Three years later, he enrolled in law school, first at Michigan State University and then Cornell University. He received his law degree from Cornell in 1890.

John T. Morrison, a fellow student at Cornell, had previously met Presbyterian minister William Judson Boone. Boone moved to Caldwell, Idaho in 1887, and Morrison followed him there during the summer of 1890.

John Rice joined Morrison in Caldwell that fall, and they became partners in a law practice. When Boone founded the College of Idaho [blog, Nov 5], the partners both served as instructors there for two years. Rice taught Greek and mathematics, and later, economics.

Some years later, they found themselves in an odd position. The legislature upgraded Caldwell from “town” to “city” status. But the old town Board of Trustees successfully challenged the designation, and the election of a Mayor and City Council. John Morrison, the newly appointed City Attorney, was also a town Trustee and recused himself when the new Council appealed the District Court ruling. So the Council hired Rice, who won the appeal to the Idaho Supreme Court. (Idaho Statesman, June 25, 1897).

In 1897, Rice was elected to the Idaho House of Representatives.
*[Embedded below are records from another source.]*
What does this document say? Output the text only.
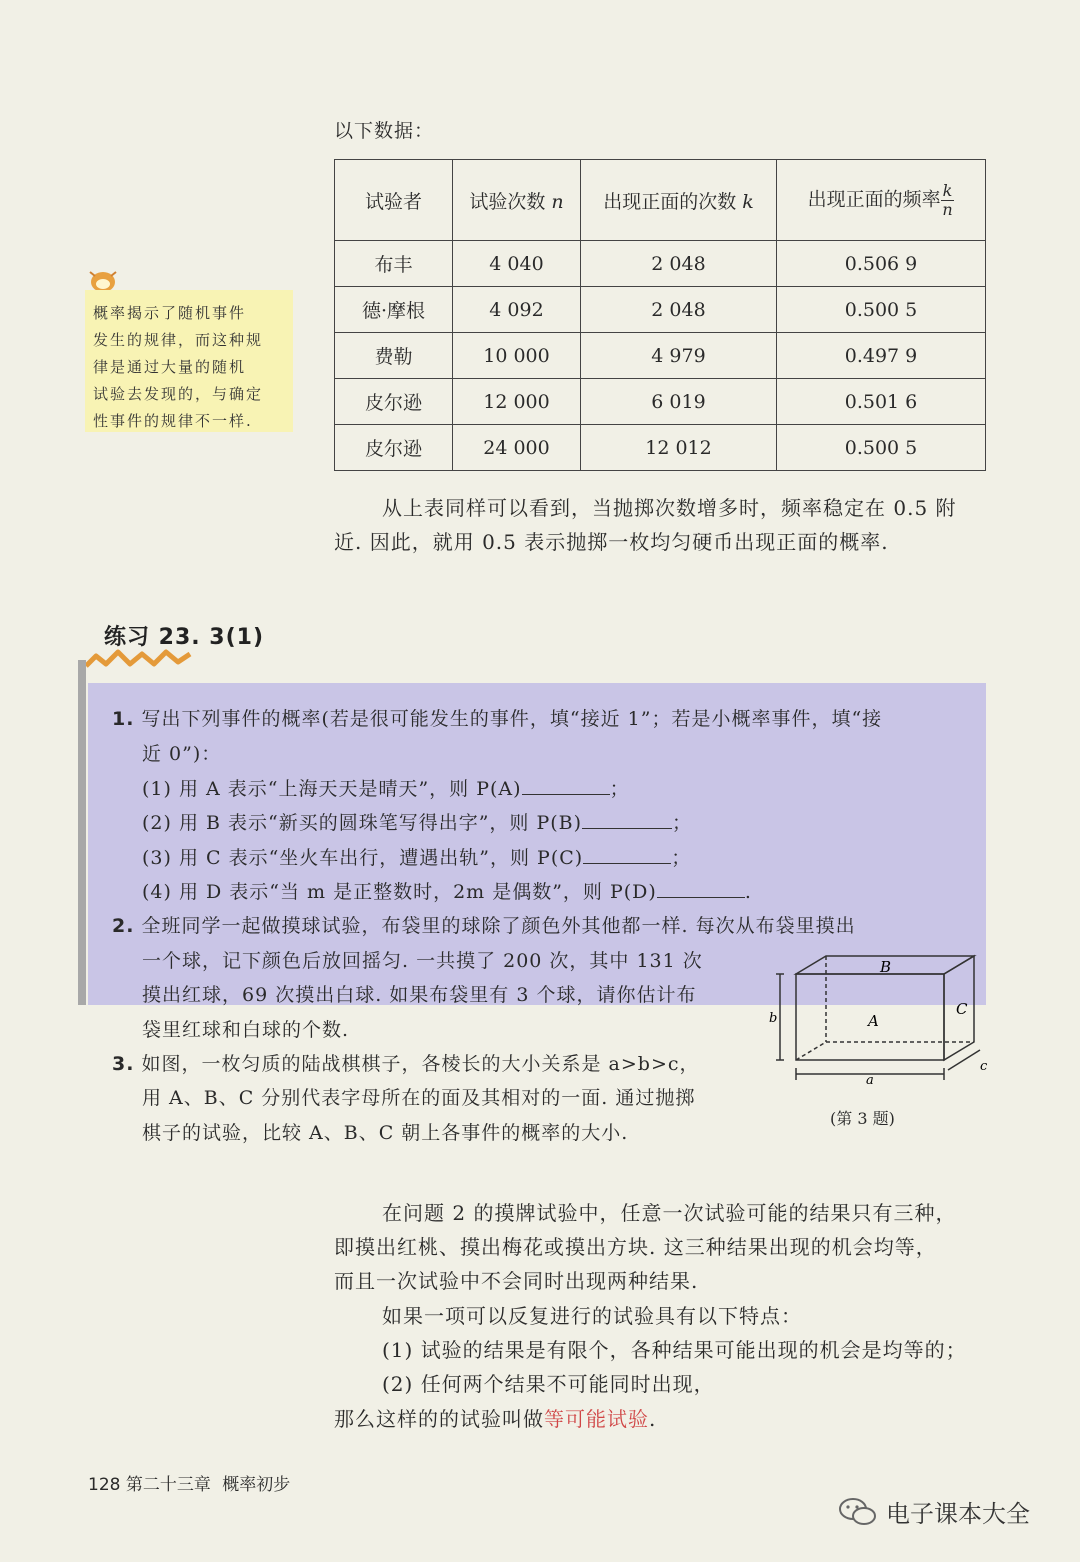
以下数据：
试验者	试验次数 n	出现正面的次数 k	出现正面的频率 $\frac{k}{n}$

布丰	4 040	2 048	0.506 9
德·摩根	4 092	2 048	0.500 5
费勒	10 000	4 979	0.497 9
皮尔逊	12 000	6 019	0.501 6
皮尔逊	24 000	12 012	0.500 5
概率揭示了随机事件
发生的规律，而这种规
律是通过大量的随机
试验去发现的，与确定
性事件的规律不一样.
从上表同样可以看到，当抛掷次数增多时，频率稳定在 0.5 附
近. 因此，就用 0.5 表示抛掷一枚均匀硬币出现正面的概率.
练习 23. 3(1)
1. 写出下列事件的概率(若是很可能发生的事件，填“接近 1”；若是小概率事件，填“接
近 0”)：
(1) 用 A 表示“上海天天是晴天”，则 P(A)	；
(2) 用 B 表示“新买的圆珠笔写得出字”，则 P(B)	；
(3) 用 C 表示“坐火车出行，遭遇出轨”，则 P(C)	；
(4) 用 D 表示“当 m 是正整数时，2m 是偶数”，则 P(D)	.
2. 全班同学一起做摸球试验，布袋里的球除了颜色外其他都一样. 每次从布袋里摸出
一个球，记下颜色后放回摇匀. 一共摸了 200 次，其中 131 次
摸出红球，69 次摸出白球. 如果布袋里有 3 个球，请你估计布
袋里红球和白球的个数.
3. 如图，一枚匀质的陆战棋棋子，各棱长的大小关系是 a>b>c，
用 A、B、C 分别代表字母所在的面及其相对的一面. 通过抛掷
棋子的试验，比较 A、B、C 朝上各事件的概率的大小.
B
A
C
b
a
c
(第 3 题)
在问题 2 的摸牌试验中，任意一次试验可能的结果只有三种，
即摸出红桃、摸出梅花或摸出方块. 这三种结果出现的机会均等，
而且一次试验中不会同时出现两种结果.
如果一项可以反复进行的试验具有以下特点：
(1) 试验的结果是有限个，各种结果可能出现的机会是均等的；
(2) 任何两个结果不可能同时出现，
那么这样的的试验叫做等可能试验.
128 第二十三章 概率初步
电子课本大全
During his term he served as chairman of the judiciary committee. That legislature passed an Act to authorize the creation of a state Board of Arbitration to handle labor disputes. Another Act provided for the creation of irrigation districts to regularize the allotment of water rights.

After that, he was elected to the Caldwell city council, and served as mayor in 1902. His time as mayor corresponded roughly to the period when he relinquished the presidency of the Commercial Bank of Caldwell. Rice, along with several partners, including Albert K. Steunenberg [blog, Sept 11], had founded the bank in 1895. He resumed the presidency in 1907 and continued in that position until at least 1920.
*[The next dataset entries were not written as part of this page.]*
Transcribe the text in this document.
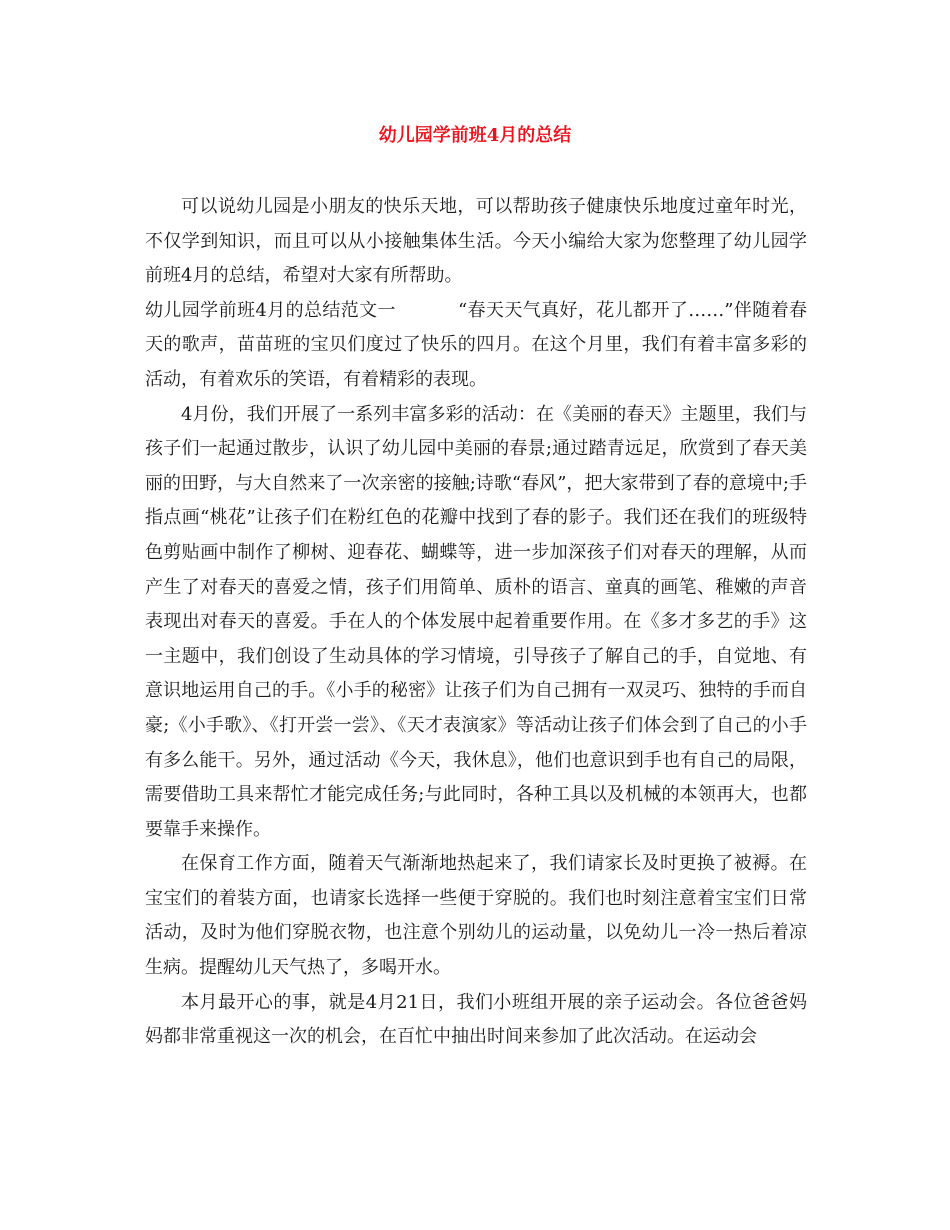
幼儿园学前班4月的总结

可以说幼儿园是小朋友的快乐天地，可以帮助孩子健康快乐地度过童年时光，不仅学到知识，而且可以从小接触集体生活。今天小编给大家为您整理了幼儿园学前班4月的总结，希望对大家有所帮助。

幼儿园学前班4月的总结范文一	“春天天气真好，花儿都开了……”伴随着春天的歌声，苗苗班的宝贝们度过了快乐的四月。在这个月里，我们有着丰富多彩的活动，有着欢乐的笑语，有着精彩的表现。

4月份，我们开展了一系列丰富多彩的活动：在《美丽的春天》主题里，我们与孩子们一起通过散步，认识了幼儿园中美丽的春景;通过踏青远足，欣赏到了春天美丽的田野，与大自然来了一次亲密的接触;诗歌“春风”，把大家带到了春的意境中;手指点画“桃花”让孩子们在粉红色的花瓣中找到了春的影子。我们还在我们的班级特色剪贴画中制作了柳树、迎春花、蝴蝶等，进一步加深孩子们对春天的理解，从而产生了对春天的喜爱之情，孩子们用简单、质朴的语言、童真的画笔、稚嫩的声音表现出对春天的喜爱。手在人的个体发展中起着重要作用。在《多才多艺的手》这一主题中，我们创设了生动具体的学习情境，引导孩子了解自己的手，自觉地、有意识地运用自己的手。《小手的秘密》让孩子们为自己拥有一双灵巧、独特的手而自豪;《小手歌》、《打开尝一尝》、《天才表演家》等活动让孩子们体会到了自己的小手有多么能干。另外，通过活动《今天，我休息》，他们也意识到手也有自己的局限，需要借助工具来帮忙才能完成任务;与此同时，各种工具以及机械的本领再大，也都要靠手来操作。

在保育工作方面，随着天气渐渐地热起来了，我们请家长及时更换了被褥。在宝宝们的着装方面，也请家长选择一些便于穿脱的。我们也时刻注意着宝宝们日常活动，及时为他们穿脱衣物，也注意个别幼儿的运动量，以免幼儿一冷一热后着凉生病。提醒幼儿天气热了，多喝开水。

本月最开心的事，就是4月21日，我们小班组开展的亲子运动会。各位爸爸妈妈都非常重视这一次的机会，在百忙中抽出时间来参加了此次活动。在运动会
He had other active business connections in Caldwell and around the state. Besides holdings in western Idaho, he helped organize the First National Bank of Saint Anthony, all the way across the state.
College of Idaho campus, ca. 1900. College of Idaho.
Rice also continued his involvement with the College of Idaho, although he no longer taught there. He had been among the principals when the College was incorporated in 1893 as a legal entity, separate from the Presbyterian Church. Rice remained a Trustee of the College through its darkest days in the Great Depression. (He was, in fact, chairman of the Board of Trustees when he died.)

Rice was first elected to the Idaho Supreme Court in 1916, and remained there until 1923. He thus served through the turmoil related to World War I, and the implementation of national Prohibition under the Eighteenth Amendment. He was also there when voters amended the state constitution to expand the Supreme Court from three members to five.
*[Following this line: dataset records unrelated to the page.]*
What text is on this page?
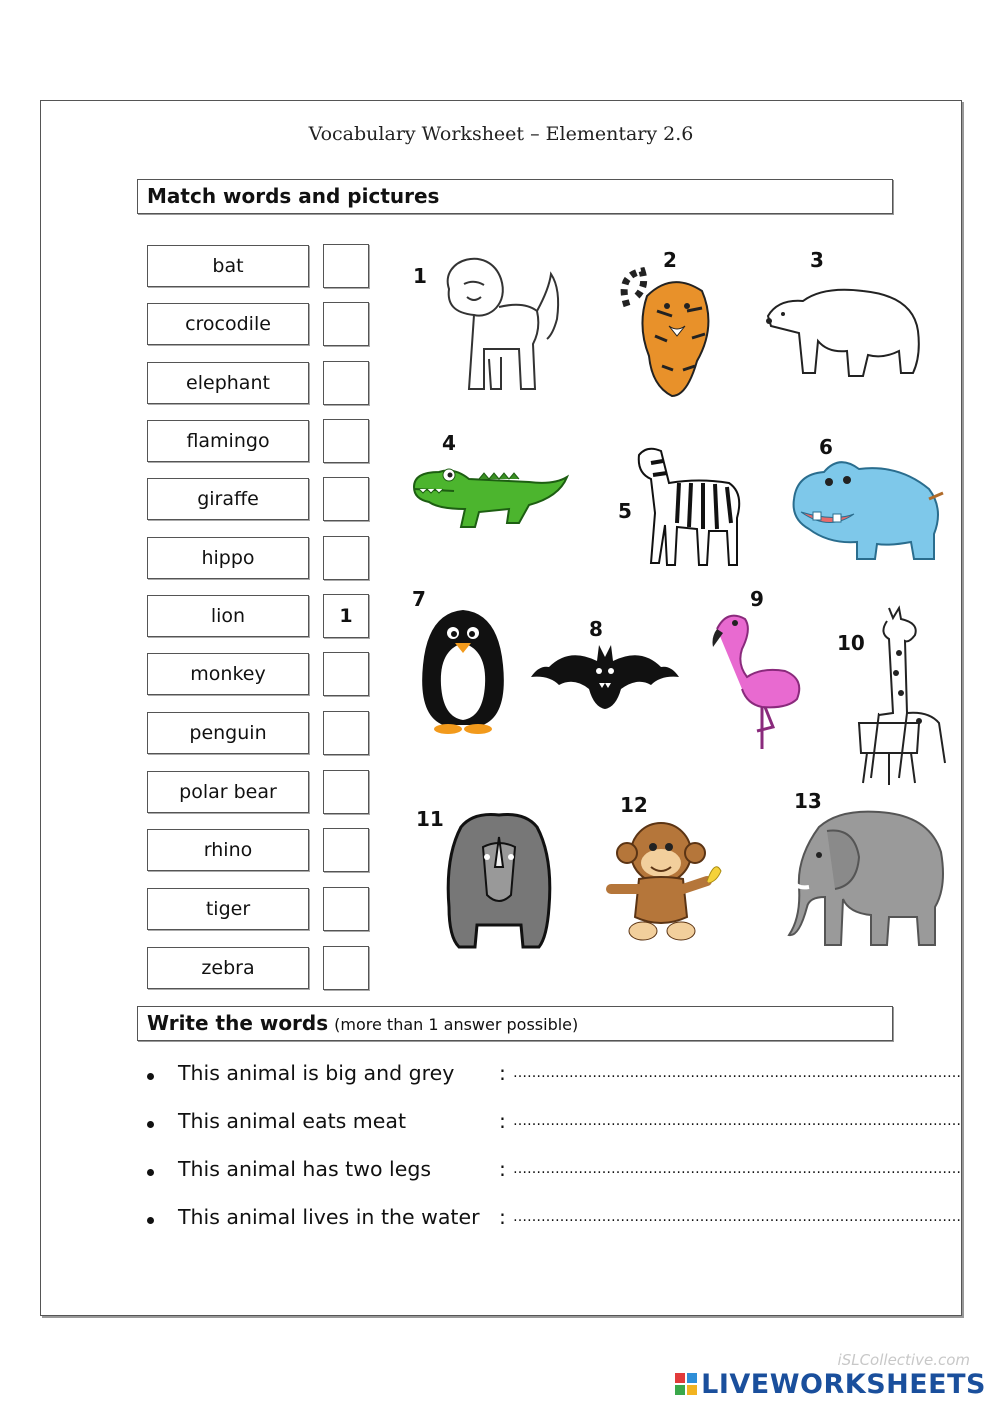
Vocabulary Worksheet – Elementary 2.6
Match words and pictures
bat
crocodile
elephant
flamingo
giraffe
hippo
lion	1
monkey
penguin
polar bear
rhino
tiger
zebra
1
2	3
4
5
6
7
8
9
10
11
12	13
Write the words (more than 1 answer possible)
This animal is big and grey : ……………………………………………………………………………………
This animal eats meat	: ……………………………………………………………………………………
This animal has two legs	: ……………………………………………………………………………………
This animal lives in the water : ……………………………………………………………………………………
iSLCollective.com
LIVEWORKSHEETS
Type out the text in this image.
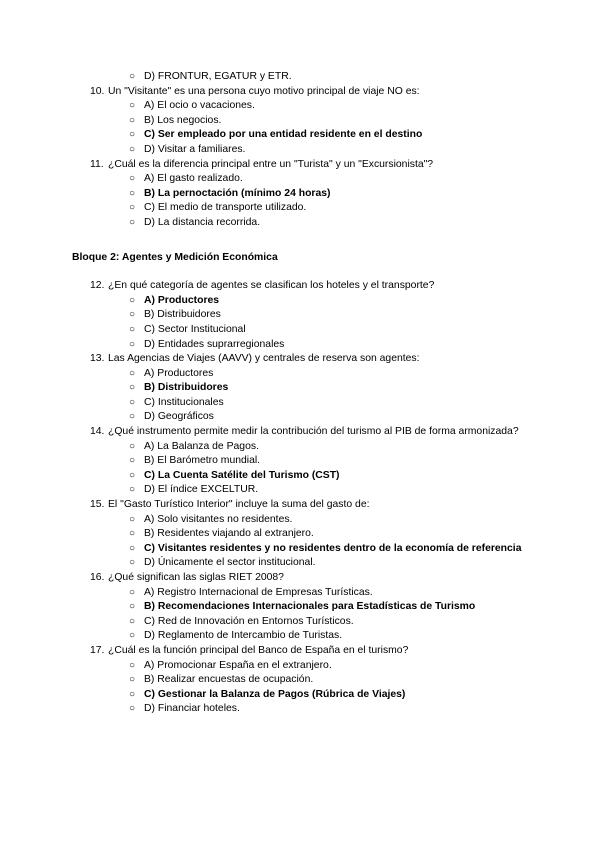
○ D) FRONTUR, EGATUR y ETR.
10. Un "Visitante" es una persona cuyo motivo principal de viaje NO es:
○ A) El ocio o vacaciones.
○ B) Los negocios.
○ C) Ser empleado por una entidad residente en el destino
○ D) Visitar a familiares.
11. ¿Cuál es la diferencia principal entre un "Turista" y un "Excursionista"?
○ A) El gasto realizado.
○ B) La pernoctación (mínimo 24 horas)
○ C) El medio de transporte utilizado.
○ D) La distancia recorrida.
Bloque 2: Agentes y Medición Económica
12. ¿En qué categoría de agentes se clasifican los hoteles y el transporte?
○ A) Productores
○ B) Distribuidores
○ C) Sector Institucional
○ D) Entidades suprarregionales
13. Las Agencias de Viajes (AAVV) y centrales de reserva son agentes:
○ A) Productores
○ B) Distribuidores
○ C) Institucionales
○ D) Geográficos
14. ¿Qué instrumento permite medir la contribución del turismo al PIB de forma armonizada?
○ A) La Balanza de Pagos.
○ B) El Barómetro mundial.
○ C) La Cuenta Satélite del Turismo (CST)
○ D) El índice EXCELTUR.
15. El "Gasto Turístico Interior" incluye la suma del gasto de:
○ A) Solo visitantes no residentes.
○ B) Residentes viajando al extranjero.
○ C) Visitantes residentes y no residentes dentro de la economía de referencia
○ D) Únicamente el sector institucional.
16. ¿Qué significan las siglas RIET 2008?
○ A) Registro Internacional de Empresas Turísticas.
○ B) Recomendaciones Internacionales para Estadísticas de Turismo
○ C) Red de Innovación en Entornos Turísticos.
○ D) Reglamento de Intercambio de Turistas.
17. ¿Cuál es la función principal del Banco de España en el turismo?
○ A) Promocionar España en el extranjero.
○ B) Realizar encuestas de ocupación.
○ C) Gestionar la Balanza de Pagos (Rúbrica de Viajes)
○ D) Financiar hoteles.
After another period in private practice, he was appointed to be a district court judge, a position he held when he passed away in November 1937.
                                                                                 
References: [French], [Hawley], [Illust-State]
Louie W. Attebery, The College of Idaho, 1891-1991: A Centennial History. © The College of Idaho, Caldwell (1991).
“John T. Morrison,” Reference Series No. 404, Idaho State Historical Society (September 1996).
"Necrology: John Campbell Rice,” Cornell Alumni News, Ithaca, New York (December 16, 1937).